In the six-game Series, Soler slashed .300/.391/.800 with a 1.191 OPS. He had six RBIs and three home runs, all of which coming at critical moments.
Hitting leadoff for the Braves in the Series opener, Soler hit a home run, something that had never happened before.
The second crucial moment came in Game 4, when Soler hit a pinch-hit home run following Dansby Swanson’s homer to give Atlanta a 3-2 lead they never lost, and a 3-1 overall Series lead.
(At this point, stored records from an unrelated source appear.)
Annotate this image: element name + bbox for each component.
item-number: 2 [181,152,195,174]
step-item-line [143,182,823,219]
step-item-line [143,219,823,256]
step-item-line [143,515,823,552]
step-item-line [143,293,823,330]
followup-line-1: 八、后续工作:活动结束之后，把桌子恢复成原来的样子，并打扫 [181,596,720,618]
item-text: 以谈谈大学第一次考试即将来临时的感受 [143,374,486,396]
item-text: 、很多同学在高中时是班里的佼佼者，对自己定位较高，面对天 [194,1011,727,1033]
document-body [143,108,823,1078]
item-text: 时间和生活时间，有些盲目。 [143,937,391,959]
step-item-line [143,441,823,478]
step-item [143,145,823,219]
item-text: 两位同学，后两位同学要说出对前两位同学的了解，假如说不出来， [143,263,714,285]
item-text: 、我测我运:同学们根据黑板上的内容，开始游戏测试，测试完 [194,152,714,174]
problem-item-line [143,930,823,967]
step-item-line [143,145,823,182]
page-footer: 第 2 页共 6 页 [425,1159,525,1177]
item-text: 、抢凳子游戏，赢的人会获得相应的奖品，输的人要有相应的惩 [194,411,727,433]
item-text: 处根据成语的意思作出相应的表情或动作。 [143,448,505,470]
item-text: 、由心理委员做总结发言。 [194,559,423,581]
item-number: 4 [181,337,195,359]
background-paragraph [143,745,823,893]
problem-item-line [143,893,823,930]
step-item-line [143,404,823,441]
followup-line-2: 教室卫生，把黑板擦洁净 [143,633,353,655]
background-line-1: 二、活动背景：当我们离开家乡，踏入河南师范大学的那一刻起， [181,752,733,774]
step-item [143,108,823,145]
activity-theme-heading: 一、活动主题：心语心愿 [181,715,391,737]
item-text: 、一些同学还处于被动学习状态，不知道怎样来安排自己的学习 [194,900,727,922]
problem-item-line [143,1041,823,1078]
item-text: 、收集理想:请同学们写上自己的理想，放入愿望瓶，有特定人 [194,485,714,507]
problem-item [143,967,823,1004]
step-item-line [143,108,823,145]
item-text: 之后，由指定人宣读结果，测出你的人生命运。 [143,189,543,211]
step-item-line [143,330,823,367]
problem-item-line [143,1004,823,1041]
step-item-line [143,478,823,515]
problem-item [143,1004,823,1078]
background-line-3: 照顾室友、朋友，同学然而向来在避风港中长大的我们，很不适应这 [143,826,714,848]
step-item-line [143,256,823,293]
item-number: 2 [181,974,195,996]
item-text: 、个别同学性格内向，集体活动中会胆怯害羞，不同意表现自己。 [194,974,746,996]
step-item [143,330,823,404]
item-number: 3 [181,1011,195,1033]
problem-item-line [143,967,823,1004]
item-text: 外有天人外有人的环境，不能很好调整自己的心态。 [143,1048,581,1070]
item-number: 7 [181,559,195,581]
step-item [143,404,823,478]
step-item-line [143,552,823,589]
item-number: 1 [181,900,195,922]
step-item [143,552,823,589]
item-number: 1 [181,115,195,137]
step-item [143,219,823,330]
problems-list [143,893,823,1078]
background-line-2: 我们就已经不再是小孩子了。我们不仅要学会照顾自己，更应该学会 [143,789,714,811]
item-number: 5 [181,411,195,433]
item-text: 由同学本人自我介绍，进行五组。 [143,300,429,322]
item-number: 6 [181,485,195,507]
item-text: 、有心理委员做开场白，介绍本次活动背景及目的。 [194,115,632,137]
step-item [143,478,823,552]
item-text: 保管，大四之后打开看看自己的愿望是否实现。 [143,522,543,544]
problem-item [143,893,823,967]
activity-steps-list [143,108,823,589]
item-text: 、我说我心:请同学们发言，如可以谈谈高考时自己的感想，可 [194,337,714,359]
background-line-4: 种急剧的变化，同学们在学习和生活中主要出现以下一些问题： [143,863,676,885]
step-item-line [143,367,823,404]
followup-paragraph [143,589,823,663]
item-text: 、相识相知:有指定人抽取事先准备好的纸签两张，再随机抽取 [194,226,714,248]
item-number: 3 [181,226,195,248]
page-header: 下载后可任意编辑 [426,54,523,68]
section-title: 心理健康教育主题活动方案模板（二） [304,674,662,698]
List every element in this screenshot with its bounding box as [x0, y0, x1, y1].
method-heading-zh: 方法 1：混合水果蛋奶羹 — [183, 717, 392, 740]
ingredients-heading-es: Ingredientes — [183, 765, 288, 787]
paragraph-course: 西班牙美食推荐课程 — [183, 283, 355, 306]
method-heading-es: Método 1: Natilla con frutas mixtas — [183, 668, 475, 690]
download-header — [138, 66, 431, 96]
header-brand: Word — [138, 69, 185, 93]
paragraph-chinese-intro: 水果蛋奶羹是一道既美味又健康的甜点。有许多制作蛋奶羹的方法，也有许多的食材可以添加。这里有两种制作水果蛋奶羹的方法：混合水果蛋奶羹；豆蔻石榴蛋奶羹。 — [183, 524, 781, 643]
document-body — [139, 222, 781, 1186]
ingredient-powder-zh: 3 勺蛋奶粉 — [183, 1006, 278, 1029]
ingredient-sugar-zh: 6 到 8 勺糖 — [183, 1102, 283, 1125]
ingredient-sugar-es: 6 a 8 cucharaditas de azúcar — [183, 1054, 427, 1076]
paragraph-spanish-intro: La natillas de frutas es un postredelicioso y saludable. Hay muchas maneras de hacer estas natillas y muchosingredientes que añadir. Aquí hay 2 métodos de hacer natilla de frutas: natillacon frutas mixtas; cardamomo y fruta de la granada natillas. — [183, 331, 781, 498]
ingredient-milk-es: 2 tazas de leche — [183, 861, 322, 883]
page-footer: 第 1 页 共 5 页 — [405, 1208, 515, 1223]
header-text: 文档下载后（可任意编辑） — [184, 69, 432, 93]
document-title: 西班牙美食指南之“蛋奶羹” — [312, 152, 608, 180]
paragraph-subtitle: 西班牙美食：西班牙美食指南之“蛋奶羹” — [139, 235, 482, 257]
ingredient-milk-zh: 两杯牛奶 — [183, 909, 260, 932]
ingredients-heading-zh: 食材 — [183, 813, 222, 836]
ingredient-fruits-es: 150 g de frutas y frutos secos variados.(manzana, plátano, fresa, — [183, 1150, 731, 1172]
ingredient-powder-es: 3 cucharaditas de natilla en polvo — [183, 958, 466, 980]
Then came his monster smash in Game 6, which gave the Braves a 3-0 lead to propel them to a 7-0 shutout to clinch their first World Series title since 1995.
His heroics earned the former KC Royals player the World Series MVP award.
Hitting those three critical home runs made Soler the easy choice for 2021 World Series MVP. He joined Steve Pearce of the 2018 Red Sox and Donn Clendenon of the 1969 Mets as the third midseason acquisition in major league history to be named World Series MVP (Twitter link).
Soler certainly deserves to win the MVP. And although things didn’t go so well for him in Kansas City this year, Royals fans should be proud to see Soler turn things around and help Atlanta win the Fall Classic.
After a disappointing start to the 2021 season with the KC Royals, Jorge Soler helped the Atlanta Braves to a World Series title.